Before you register your Singapore company, you’ll need to be aware of these requirements:
- Your company name needs to be approved before registration.
- You need to appoint a minimum of one (1) local resident director. An unlimited number of additional resident or non-resident directors can be appointed as well. Both resident and non-resident directors need to be at least 18 years old, not bankrupt, and free of any malpractice charges in the past.
- You can have anywhere between 1-50 shareholders, which may or may not be directors. Shareholders can consist of both local and non-local individuals or companies, and 100% non-local shareholding is allowed. After a Singapore company is incorporated, shares can be freely issued or transferred at any time.
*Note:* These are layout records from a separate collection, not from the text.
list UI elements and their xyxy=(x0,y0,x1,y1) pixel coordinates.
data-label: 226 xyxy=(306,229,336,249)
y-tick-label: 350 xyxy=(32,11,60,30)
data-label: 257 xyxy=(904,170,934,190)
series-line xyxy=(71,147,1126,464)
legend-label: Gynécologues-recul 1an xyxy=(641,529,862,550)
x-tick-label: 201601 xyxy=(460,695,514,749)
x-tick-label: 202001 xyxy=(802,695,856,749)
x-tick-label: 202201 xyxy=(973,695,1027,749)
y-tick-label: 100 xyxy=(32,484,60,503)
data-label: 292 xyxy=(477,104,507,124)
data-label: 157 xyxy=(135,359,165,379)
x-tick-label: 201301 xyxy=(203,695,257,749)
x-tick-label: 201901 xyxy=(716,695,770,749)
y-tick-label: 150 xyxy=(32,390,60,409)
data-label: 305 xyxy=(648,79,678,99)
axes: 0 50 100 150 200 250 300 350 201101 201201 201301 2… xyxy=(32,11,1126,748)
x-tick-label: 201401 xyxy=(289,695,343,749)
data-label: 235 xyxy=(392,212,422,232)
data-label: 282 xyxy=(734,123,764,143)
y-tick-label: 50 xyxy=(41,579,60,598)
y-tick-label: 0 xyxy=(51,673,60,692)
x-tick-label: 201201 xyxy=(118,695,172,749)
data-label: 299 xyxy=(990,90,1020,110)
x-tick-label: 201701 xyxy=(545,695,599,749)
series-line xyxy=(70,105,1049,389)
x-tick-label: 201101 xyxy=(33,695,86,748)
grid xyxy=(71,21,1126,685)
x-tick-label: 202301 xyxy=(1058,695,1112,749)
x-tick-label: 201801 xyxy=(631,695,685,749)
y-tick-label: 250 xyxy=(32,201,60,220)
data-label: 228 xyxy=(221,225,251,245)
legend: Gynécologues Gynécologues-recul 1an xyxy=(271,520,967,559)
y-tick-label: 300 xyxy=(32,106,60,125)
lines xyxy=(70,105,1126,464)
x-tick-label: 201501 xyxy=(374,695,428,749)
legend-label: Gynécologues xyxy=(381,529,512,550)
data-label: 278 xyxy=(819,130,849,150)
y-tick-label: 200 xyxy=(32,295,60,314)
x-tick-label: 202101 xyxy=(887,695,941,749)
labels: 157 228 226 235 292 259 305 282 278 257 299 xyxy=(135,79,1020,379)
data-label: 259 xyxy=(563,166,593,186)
- You need to appoint a qualified resident company secretary within 6 months of your Singapore company’s registration. Sole directors and/or shareholders cannot act as the company secretary.
- You need to possess a minimum of S$1 worth of paid-up capital (also known as share capital) to register your Singapore company. This amount can be increased any time after your company is incorporated.
- You need to provide a local, physical Singapore address as the registered address of the company. The registered address can be either a residential or commercial address, but not a P.O. Box.
- You must submit a copy of your company’s constitution when you incorporate your company. A copy of the constitution signed by the shareholders (also referred to as 'subscribers') at point of incorporation must be kept at the company’s registered office address.